3) I disagree with the "go to the Microsoft forum suggestion" as the question is relevant to Mac users that use third party software (even if it is from the evil Microsoft empire)
4) I ignored other suggestions to find and install new software to accomplish this task on principle and for practical reasons as well as I need to finish a 25 slide presentation in the next few hours and I have no time to spend 3 hours buying and installing a new OS and cannot accept the proposal to install new software to solve this problem.
Bottom line is, if using Powerpoint 2008 in the Mac avoid inserting large image files to begin with.
But if you are already in the situation and do not want to start the presentation from scratch you can follow this workaround I found after a bit of experimentation.
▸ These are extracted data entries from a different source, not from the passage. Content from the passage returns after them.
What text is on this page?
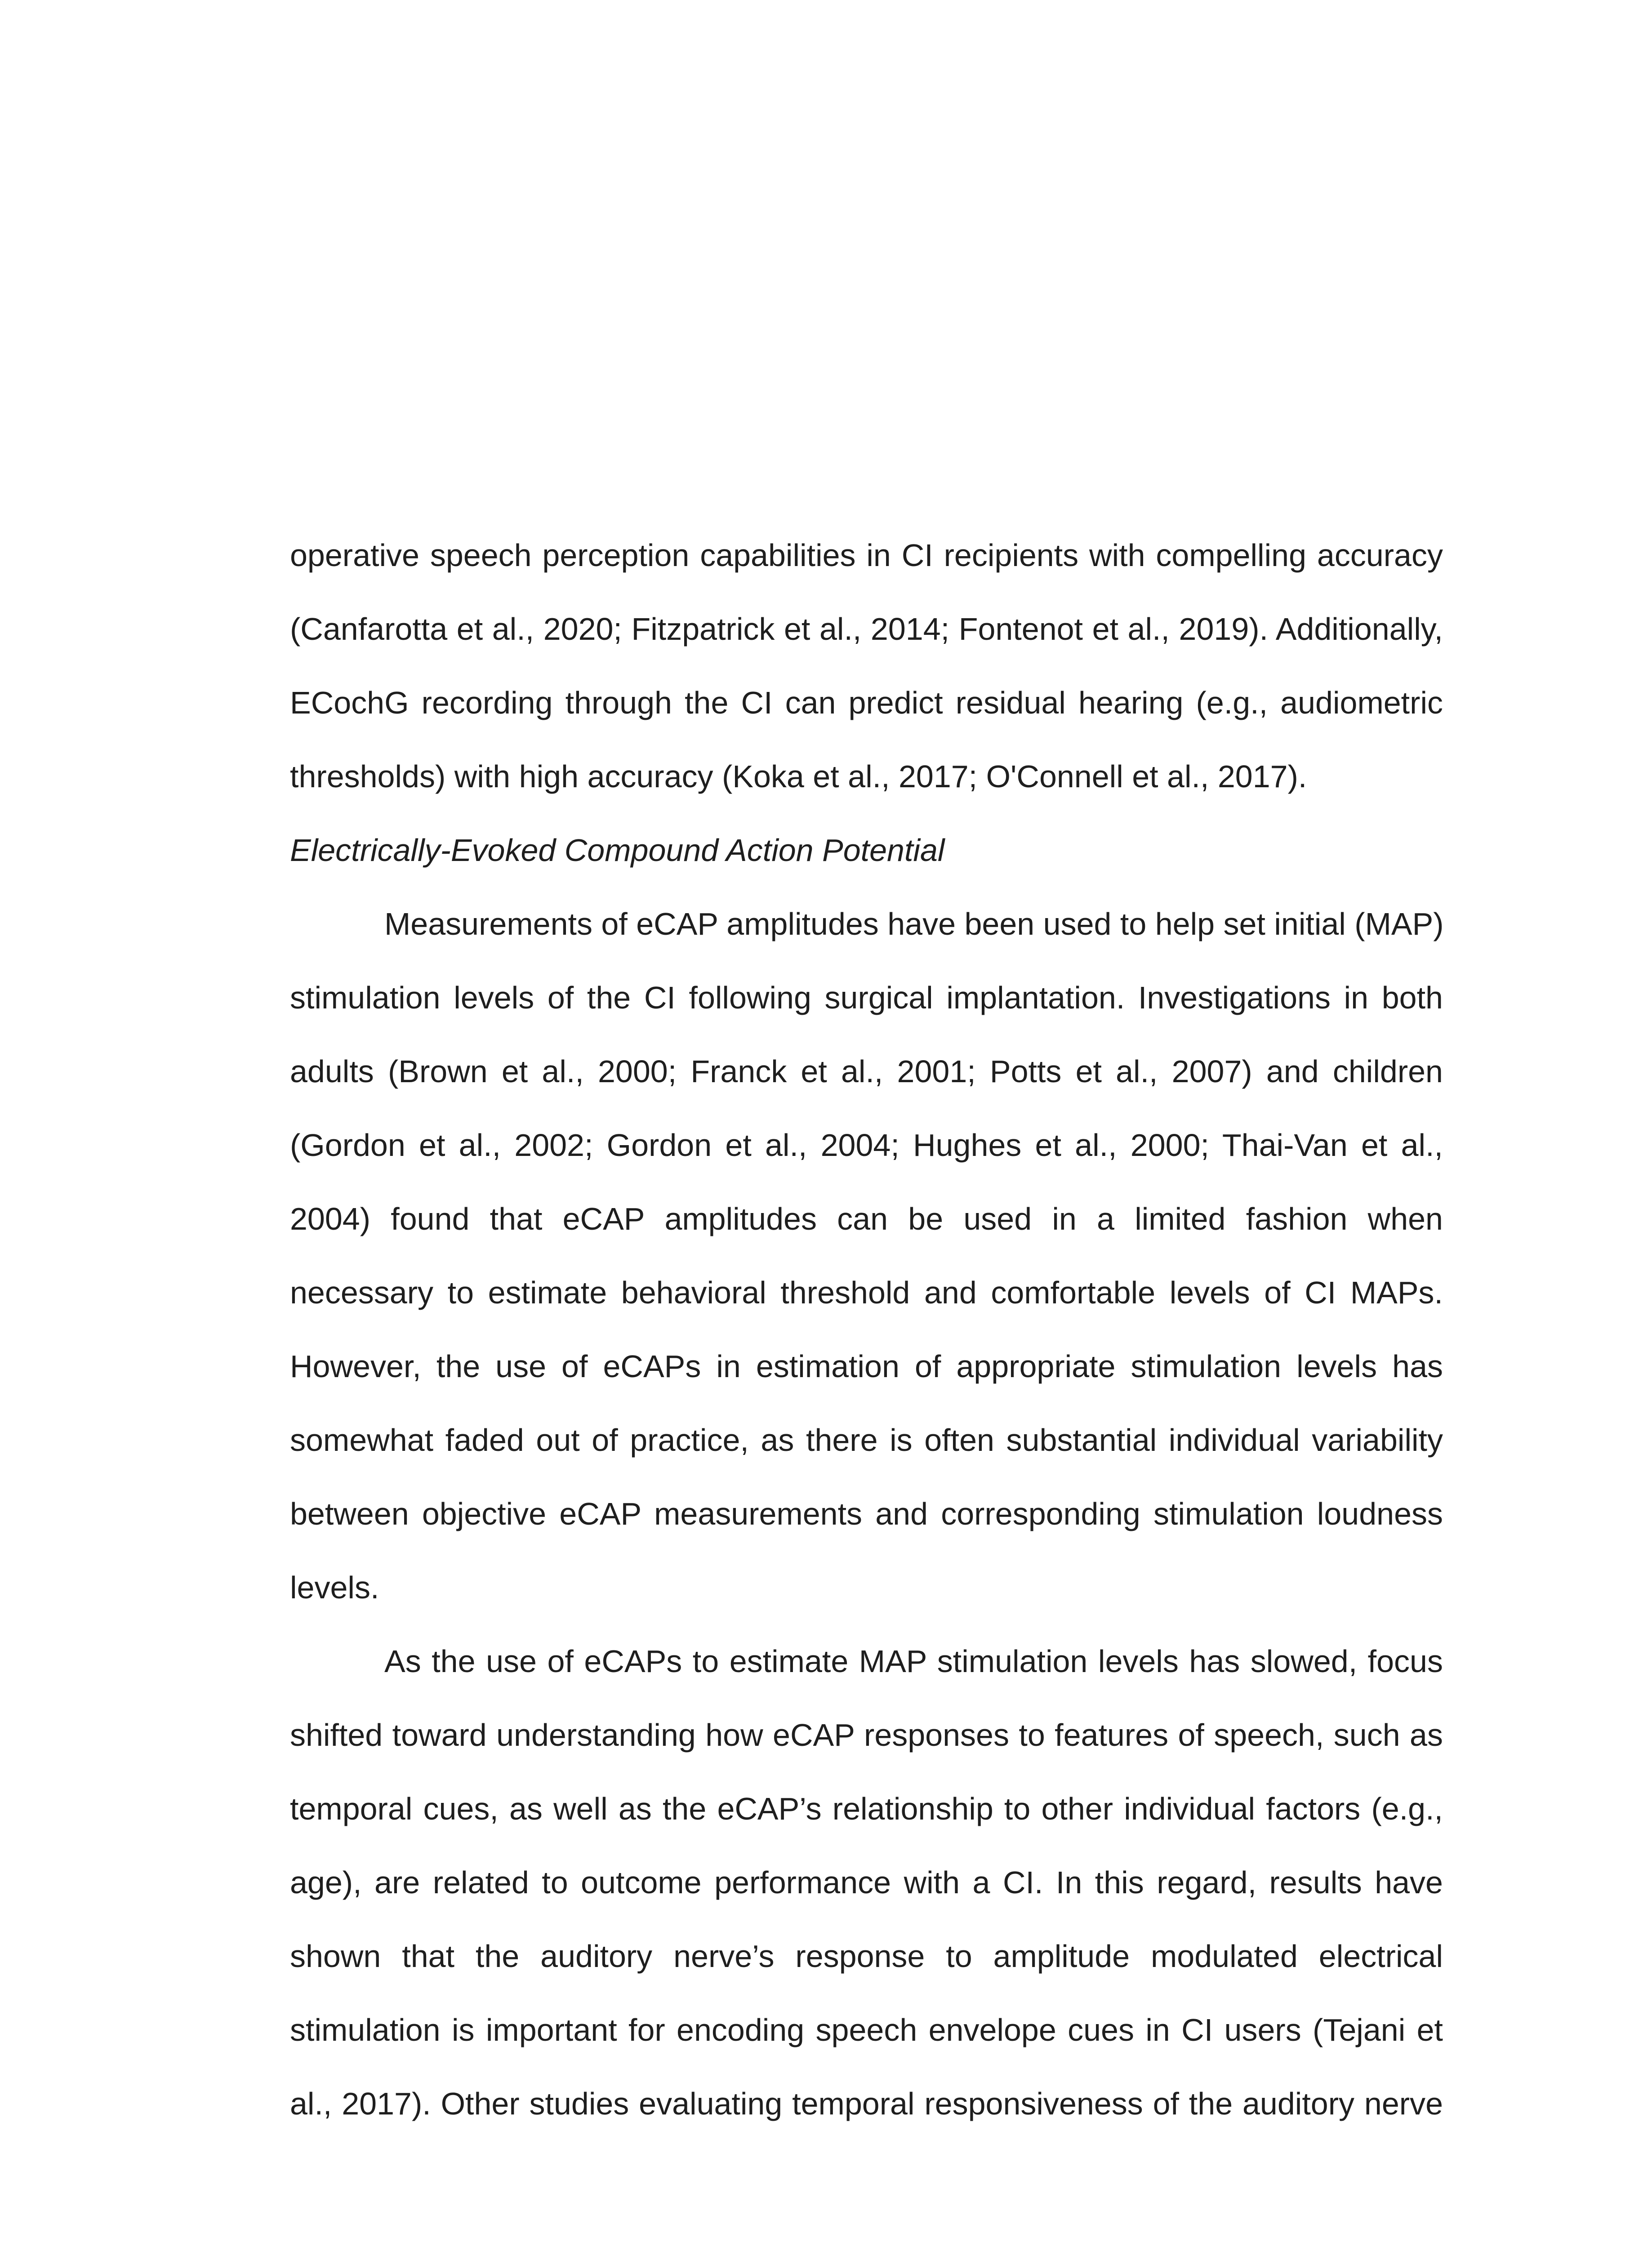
operative speech perception capabilities in CI recipients with compelling accuracy
(Canfarotta et al., 2020; Fitzpatrick et al., 2014; Fontenot et al., 2019). Additionally,
ECochG recording through the CI can predict residual hearing (e.g., audiometric
thresholds) with high accuracy (Koka et al., 2017; O'Connell et al., 2017).
Electrically-Evoked Compound Action Potential
Measurements of eCAP amplitudes have been used to help set initial (MAP)
stimulation levels of the CI following surgical implantation. Investigations in both
adults (Brown et al., 2000; Franck et al., 2001; Potts et al., 2007) and children
(Gordon et al., 2002; Gordon et al., 2004; Hughes et al., 2000; Thai-Van et al.,
2004) found that eCAP amplitudes can be used in a limited fashion when
necessary to estimate behavioral threshold and comfortable levels of CI MAPs.
However, the use of eCAPs in estimation of appropriate stimulation levels has
somewhat faded out of practice, as there is often substantial individual variability
between objective eCAP measurements and corresponding stimulation loudness
levels.
As the use of eCAPs to estimate MAP stimulation levels has slowed, focus
shifted toward understanding how eCAP responses to features of speech, such as
temporal cues, as well as the eCAP’s relationship to other individual factors (e.g.,
age), are related to outcome performance with a CI. In this regard, results have
shown that the auditory nerve’s response to amplitude modulated electrical
stimulation is important for encoding speech envelope cues in CI users (Tejani et
al., 2017). Other studies evaluating temporal responsiveness of the auditory nerve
I am not in the extreme situation described (500MB file with 100+ images), but in the much more common scenario of having 25 slides with 10 or 12 images that may each add 1 or 2 MB to the file size that bump it beyond the 2 to 3 to 5 MB range to email through corporate email servers, this will solve the problem one image at a time:
1) go to the the slides with the heaviest images and work your way down through the images until you achieve the file size you want.
2) For each image, copy it and open Preview (the program that has the picture with a child on the beach and a looking glass).
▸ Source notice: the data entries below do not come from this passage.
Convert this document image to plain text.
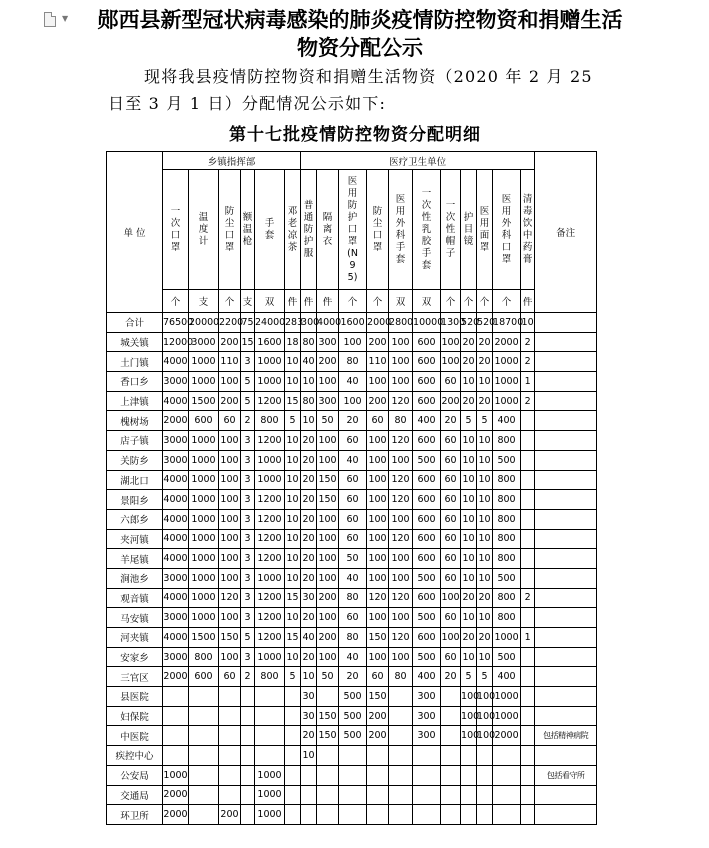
▼ 郧西县新型冠状病毒感染的肺炎疫情防控物资和捐赠生活物资分配公示
现将我县疫情防控物资和捐赠生活物资（2020 年 2 月 25 日至 3 月 1 日）分配情况公示如下:
第十七批疫情防控物资分配明细
单 位	乡镇指挥部						医疗卫生单位											备注
	一次口罩	温度计	防尘口罩	额温枪	手套	邓老凉茶	普通防护服	隔离衣	医用防护口罩(N95)	防尘口罩	医用外科手套	一次性乳胶手套	一次性帽子	护目镜	医用面罩	医用外科口罩	清毒饮中药膏	
	个	支	个	支	双	件	件	件	个	个	双	双	个	个	个	个	件	
合计	76500	20000	2200	75	24000	283	300	4000	1600	2000	2800	10000	1300	520	520	18700	10	
城关镇	12000	3000	200	15	1600	18	80	300	100	200	100	600	100	20	20	2000	2	
土门镇	4000	1000	110	3	1000	10	40	200	80	110	100	600	100	20	20	1000	2	
香口乡	3000	1000	100	5	1000	10	10	100	40	100	100	600	60	10	10	1000	1	
上津镇	4000	1500	200	5	1200	15	80	300	100	200	120	600	200	20	20	1000	2	
槐树场	2000	600	60	2	800	5	10	50	20	60	80	400	20	5	5	400		
店子镇	3000	1000	100	3	1200	10	20	100	60	100	120	600	60	10	10	800		
关防乡	3000	1000	100	3	1000	10	20	100	40	100	100	500	60	10	10	500		
湖北口	4000	1000	100	3	1000	10	20	150	60	100	120	600	60	10	10	800		
景阳乡	4000	1000	100	3	1200	10	20	150	60	100	120	600	60	10	10	800		
六郎乡	4000	1000	100	3	1200	10	20	100	60	100	100	600	60	10	10	800		
夹河镇	4000	1000	100	3	1200	10	20	100	60	100	120	600	60	10	10	800		
羊尾镇	4000	1000	100	3	1200	10	20	100	50	100	100	600	60	10	10	800		
涧池乡	3000	1000	100	3	1000	10	20	100	40	100	100	500	60	10	10	500		
观音镇	4000	1000	120	3	1200	15	30	200	80	120	120	600	100	20	20	800	2	
马安镇	3000	1000	100	3	1200	10	20	100	60	100	100	500	60	10	10	800		
河夹镇	4000	1500	150	5	1200	15	40	200	80	150	120	600	100	20	20	1000	1	
安家乡	3000	800	100	3	1000	10	20	100	40	100	100	500	60	10	10	500		
三官区	2000	600	60	2	800	5	10	50	20	60	80	400	20	5	5	400		
县医院							30		500	150		300		100	100	1000		
妇保院							30	150	500	200		300		100	100	1000		
中医院							20	150	500	200		300		100	100	2000		包括精神病院
疾控中心							10											
公安局	1000				1000													包括看守所
交通局	2000				1000													
环卫所	2000		200		1000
3) In Preview under File, choose "New from Clipboard". Under File, "Save As" and give it a name so you can save changes. Under Tools, "Adjust Size" and work with the (default) percent compression values.
A 50% reduction for a large image (2MB) that you are using to fill the Powerpoint slide will probably go unnoticed but will chop off a large chunk of the file size. If you are using a 2MB image to have a small rectangle in the page, use a more radical 20% compression. Play around a bit to get a feel for the amount of pixelation you can live with in your presentation vs the total file size. You can Undo (Command Z) the compression and compress with a different value and save each compressed image under different names ("image 50", "image 80", etc) to see the image file size.
4) Go back to your Powerpoint file, delete the large image and insert the compressed image. Repeat until satisfied with the total file size.
If you are doing a new presentation and have several heavy images to insert the Preview program allows you to open several images at the same time that will appear on the right hand side, you then need to select them all inside the program (command A), select Adjust Size as indicated above, select a percent compression and Save All. Images will be overwritten, so if you want to preserve the original files do this with a set of copies in a different folder.